Arrow-right Camera
The Spokesman-Review Newspaper
Spokane, Washington  Est. May 19, 1883

Monroe hill fire threatens buildings

Passing truck fired firework into field, investigator told

Firefighters overhaul a retaining wall after a firework started a fire Thursday along North Monroe Street. (Dan Pelle)

Firefighters raced Thursday to save several north Spokane homes after someone reportedly shot a firework out of a moving pickup and started a brush fire that burned nearly an acre of grass and brush.

Battalion Chief Clive Jones said crews were dispatched at 1:56 p.m. to reports of a brush fire near the intersection of Monroe Street and Cora Avenue, with a building threatened.

“We are investigating reports that someone fired a firework from a vehicle into the field. We stopped the fire at the top of the hill” just shy of several homes on Glass Avenue, Jones said.

A fire investigator was on scene talking to witnesses who said they saw someone in a white Ford F-150 fire what appeared to be a multiple shot mortar that started fire on both sides of Cora Avenue.

The fire burned up the hill in grass and ponderosa pine trees north of Cora, burned a line of trees and shrubs and melted a vinyl fence next to an unoccupied building at 3400 N. Monroe St.

South of Cora, fire got into railroad ties which forced fire crews to dismantle a retaining wall to get at the fire.

Christopher Helm, who lives next to that building, said he had been working on plumbing inside his home.

“I walked out and saw a firetruck and smoke.

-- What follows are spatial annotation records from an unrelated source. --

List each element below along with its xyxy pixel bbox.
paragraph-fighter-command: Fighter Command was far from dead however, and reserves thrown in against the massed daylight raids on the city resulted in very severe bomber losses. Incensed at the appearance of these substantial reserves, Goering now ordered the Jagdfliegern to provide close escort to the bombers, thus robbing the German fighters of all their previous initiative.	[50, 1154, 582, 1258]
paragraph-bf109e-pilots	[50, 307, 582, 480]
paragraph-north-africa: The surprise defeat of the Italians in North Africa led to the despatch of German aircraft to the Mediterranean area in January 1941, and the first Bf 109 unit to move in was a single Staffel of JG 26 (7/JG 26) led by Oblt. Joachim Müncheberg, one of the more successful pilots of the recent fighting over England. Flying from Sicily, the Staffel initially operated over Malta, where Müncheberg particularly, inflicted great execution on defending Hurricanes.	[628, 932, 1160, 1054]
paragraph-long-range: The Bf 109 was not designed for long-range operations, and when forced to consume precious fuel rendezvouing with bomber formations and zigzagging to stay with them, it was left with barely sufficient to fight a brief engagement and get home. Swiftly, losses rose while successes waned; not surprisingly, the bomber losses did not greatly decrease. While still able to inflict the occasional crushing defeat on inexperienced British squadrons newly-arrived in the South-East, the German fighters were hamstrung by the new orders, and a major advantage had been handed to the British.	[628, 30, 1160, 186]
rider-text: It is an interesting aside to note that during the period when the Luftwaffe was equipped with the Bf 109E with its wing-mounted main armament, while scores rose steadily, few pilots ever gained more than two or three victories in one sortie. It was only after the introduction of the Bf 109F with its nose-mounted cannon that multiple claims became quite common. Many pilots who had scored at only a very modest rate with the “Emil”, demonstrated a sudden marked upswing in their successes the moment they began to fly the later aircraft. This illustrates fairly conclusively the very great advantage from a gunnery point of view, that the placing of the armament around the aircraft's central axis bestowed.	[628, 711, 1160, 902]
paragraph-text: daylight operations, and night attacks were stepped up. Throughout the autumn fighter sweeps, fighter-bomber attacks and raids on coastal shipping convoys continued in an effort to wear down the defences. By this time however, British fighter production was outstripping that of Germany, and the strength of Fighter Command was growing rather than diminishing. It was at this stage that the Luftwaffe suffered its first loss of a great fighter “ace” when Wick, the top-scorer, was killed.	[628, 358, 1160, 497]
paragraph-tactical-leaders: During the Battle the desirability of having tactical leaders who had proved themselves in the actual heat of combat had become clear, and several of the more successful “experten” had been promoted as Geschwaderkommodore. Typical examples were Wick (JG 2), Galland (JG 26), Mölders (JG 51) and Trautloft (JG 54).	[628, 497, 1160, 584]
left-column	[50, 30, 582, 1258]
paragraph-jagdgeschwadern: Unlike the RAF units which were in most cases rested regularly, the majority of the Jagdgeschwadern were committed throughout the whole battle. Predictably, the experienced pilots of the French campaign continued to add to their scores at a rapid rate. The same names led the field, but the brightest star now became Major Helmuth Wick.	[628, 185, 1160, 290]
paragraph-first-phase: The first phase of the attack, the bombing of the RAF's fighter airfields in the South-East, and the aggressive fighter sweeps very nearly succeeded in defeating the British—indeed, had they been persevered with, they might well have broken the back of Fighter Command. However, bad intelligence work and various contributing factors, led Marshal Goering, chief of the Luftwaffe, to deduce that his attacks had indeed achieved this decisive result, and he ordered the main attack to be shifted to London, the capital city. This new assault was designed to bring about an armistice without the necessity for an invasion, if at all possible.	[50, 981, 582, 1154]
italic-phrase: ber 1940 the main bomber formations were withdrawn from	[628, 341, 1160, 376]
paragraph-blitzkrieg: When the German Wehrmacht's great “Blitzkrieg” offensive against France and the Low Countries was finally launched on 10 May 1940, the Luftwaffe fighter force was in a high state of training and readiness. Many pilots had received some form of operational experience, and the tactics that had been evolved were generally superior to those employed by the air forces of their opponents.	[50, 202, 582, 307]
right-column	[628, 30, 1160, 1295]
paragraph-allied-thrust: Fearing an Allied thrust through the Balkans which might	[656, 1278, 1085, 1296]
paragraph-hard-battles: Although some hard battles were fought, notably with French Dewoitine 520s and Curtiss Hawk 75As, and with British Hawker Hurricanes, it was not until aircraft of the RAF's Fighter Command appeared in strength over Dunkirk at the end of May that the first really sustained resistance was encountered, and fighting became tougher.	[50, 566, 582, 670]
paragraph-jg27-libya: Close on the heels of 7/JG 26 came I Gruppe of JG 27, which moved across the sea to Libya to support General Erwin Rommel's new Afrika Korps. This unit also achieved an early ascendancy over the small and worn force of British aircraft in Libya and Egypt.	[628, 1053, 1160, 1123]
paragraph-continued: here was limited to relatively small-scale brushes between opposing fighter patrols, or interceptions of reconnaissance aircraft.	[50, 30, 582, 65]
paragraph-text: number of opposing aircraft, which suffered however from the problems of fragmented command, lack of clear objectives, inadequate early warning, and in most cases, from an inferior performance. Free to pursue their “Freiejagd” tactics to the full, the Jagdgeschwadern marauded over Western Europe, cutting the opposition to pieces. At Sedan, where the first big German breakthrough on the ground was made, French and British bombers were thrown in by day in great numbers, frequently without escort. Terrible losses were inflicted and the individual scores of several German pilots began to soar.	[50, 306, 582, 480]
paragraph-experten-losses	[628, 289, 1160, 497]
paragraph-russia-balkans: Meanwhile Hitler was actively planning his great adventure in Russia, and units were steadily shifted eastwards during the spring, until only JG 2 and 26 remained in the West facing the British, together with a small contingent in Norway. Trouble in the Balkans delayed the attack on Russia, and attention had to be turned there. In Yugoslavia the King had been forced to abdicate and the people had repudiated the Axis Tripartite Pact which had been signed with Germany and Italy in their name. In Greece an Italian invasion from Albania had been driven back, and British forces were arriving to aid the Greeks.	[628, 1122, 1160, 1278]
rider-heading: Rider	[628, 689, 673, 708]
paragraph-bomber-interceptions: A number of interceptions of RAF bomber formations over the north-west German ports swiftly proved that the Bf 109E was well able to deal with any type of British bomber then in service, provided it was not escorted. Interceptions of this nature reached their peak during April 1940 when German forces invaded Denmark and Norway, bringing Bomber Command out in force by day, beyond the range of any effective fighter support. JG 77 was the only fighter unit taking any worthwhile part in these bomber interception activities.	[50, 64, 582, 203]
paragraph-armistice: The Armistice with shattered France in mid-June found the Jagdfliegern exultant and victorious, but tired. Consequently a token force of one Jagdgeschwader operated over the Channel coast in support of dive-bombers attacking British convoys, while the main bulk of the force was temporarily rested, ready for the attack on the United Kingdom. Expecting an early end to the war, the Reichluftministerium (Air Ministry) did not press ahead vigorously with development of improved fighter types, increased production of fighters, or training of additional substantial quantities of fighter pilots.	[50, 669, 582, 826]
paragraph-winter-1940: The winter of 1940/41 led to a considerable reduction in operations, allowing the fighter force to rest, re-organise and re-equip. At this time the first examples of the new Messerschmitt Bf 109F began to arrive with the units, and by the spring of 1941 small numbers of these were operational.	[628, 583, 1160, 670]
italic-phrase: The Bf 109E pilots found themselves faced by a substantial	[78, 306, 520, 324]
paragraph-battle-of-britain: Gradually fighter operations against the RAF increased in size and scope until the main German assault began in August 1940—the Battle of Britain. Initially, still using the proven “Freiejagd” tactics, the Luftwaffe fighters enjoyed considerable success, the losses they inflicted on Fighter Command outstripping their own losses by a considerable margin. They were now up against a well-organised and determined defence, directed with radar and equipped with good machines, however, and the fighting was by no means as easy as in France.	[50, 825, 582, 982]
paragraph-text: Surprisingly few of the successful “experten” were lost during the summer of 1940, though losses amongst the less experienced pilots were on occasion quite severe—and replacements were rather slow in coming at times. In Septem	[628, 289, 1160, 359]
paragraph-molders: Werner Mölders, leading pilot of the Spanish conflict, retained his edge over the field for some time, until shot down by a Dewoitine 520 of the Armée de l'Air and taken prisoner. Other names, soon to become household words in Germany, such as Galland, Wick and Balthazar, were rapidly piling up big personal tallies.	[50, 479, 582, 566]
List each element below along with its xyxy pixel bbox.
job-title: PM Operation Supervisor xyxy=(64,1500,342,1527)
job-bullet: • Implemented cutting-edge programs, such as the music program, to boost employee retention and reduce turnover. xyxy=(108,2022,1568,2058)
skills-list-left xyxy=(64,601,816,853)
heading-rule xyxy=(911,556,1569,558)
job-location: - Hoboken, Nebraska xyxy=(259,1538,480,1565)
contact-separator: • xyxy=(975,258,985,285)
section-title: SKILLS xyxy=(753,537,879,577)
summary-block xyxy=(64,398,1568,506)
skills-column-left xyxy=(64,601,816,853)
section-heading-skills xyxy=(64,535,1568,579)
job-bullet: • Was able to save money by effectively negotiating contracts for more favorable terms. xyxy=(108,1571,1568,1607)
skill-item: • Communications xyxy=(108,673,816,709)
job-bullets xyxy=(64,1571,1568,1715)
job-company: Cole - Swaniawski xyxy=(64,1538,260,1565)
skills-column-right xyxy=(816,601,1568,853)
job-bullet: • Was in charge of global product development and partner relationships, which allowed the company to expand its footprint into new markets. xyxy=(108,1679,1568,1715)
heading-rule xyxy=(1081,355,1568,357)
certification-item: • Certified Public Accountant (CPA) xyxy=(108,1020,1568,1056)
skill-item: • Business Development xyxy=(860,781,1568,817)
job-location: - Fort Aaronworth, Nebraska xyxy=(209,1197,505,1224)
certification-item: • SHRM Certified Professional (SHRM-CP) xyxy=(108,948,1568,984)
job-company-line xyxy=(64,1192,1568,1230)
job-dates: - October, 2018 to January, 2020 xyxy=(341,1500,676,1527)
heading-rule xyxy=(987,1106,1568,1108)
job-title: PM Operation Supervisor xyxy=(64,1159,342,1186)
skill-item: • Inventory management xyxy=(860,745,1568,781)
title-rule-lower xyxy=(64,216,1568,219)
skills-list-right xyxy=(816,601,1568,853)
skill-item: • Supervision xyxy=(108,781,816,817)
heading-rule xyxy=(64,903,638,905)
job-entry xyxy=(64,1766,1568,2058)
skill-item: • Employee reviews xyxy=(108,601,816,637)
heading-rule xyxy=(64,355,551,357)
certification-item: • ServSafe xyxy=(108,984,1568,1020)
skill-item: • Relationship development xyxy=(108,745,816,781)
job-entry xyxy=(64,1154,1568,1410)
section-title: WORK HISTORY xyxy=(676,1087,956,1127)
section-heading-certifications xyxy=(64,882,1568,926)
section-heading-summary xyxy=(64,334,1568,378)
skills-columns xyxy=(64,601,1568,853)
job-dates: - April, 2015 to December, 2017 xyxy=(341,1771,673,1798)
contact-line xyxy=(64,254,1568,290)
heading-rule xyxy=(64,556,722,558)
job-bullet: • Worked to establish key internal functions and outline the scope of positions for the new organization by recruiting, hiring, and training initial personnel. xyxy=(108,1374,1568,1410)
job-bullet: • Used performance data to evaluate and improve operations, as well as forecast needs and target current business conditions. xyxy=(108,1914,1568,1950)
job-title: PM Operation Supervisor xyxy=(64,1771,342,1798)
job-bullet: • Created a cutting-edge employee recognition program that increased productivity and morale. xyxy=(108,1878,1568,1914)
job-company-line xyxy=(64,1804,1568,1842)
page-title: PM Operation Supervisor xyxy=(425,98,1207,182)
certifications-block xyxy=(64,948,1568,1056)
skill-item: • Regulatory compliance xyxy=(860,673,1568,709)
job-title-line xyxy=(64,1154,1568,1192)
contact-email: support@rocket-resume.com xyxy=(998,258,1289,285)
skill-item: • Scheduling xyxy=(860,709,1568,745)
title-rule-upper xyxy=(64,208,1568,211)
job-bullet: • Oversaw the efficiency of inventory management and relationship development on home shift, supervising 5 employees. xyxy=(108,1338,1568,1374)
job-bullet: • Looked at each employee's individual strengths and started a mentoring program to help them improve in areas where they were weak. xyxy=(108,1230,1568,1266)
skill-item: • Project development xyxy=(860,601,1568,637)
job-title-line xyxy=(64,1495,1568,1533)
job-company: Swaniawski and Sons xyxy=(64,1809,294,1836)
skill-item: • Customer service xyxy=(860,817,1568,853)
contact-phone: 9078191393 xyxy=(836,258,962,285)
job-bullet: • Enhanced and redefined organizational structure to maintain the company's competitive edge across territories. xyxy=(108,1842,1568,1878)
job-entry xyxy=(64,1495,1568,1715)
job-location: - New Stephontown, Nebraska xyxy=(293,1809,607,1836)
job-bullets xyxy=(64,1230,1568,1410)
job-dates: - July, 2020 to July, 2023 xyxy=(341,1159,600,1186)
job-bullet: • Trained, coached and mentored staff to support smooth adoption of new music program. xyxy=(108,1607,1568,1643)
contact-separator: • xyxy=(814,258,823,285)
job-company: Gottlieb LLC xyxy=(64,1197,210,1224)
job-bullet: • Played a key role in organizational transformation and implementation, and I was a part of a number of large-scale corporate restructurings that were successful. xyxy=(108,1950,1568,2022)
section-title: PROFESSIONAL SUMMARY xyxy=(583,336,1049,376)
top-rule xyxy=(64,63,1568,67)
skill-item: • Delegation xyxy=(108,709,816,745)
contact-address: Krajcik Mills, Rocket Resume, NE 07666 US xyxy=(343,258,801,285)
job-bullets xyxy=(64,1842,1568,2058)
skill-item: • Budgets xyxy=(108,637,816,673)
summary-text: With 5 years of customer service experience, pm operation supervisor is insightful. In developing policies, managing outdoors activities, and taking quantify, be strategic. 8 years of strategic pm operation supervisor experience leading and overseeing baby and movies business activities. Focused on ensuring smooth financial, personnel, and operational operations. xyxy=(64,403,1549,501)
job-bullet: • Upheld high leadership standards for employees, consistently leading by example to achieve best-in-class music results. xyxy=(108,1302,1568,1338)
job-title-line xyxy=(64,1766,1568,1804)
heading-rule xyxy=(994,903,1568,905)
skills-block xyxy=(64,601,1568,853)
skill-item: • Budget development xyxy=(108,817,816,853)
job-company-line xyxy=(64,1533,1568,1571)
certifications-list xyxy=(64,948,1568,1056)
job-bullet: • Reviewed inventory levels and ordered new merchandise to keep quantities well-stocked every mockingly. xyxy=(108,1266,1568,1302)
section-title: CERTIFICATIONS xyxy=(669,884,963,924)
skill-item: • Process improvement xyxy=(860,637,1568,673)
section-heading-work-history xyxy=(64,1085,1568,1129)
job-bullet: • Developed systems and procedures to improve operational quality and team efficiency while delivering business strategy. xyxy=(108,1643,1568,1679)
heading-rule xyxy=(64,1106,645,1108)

I didn’t even know this was happening,” Helm said.

The fire reached his property and fire crews moved his pop-up camper trailer. Fire burned grass right up to the trailer and melted some of the trailer’s siding and a light cover before firefighters pushed it out of the way.

“The firefighters saved my camper,” Helms said. “I had no idea this was taking place.”

The family had plans to watch fireworks Thursday night. But with a lot of kids shooting off fireworks in the neighborhood for the last couple of days, Helm was rethinking his holiday plans.

“It makes me a little nervous to leave my house,” he said.

Up on Glass Avenue, the closest road above the fire, Mike Fairburn said he was reading when he looked out and saw smoke billowing up the hill. He ran over and looked down at the fire that burned about 15 minutes before the first fire crews arrived.

“You could just tell by the moisture in the plants that it was not moving very fast,” Fairburn said.

“But in another week, I would be nervous. We are fortunate for the timing of it.”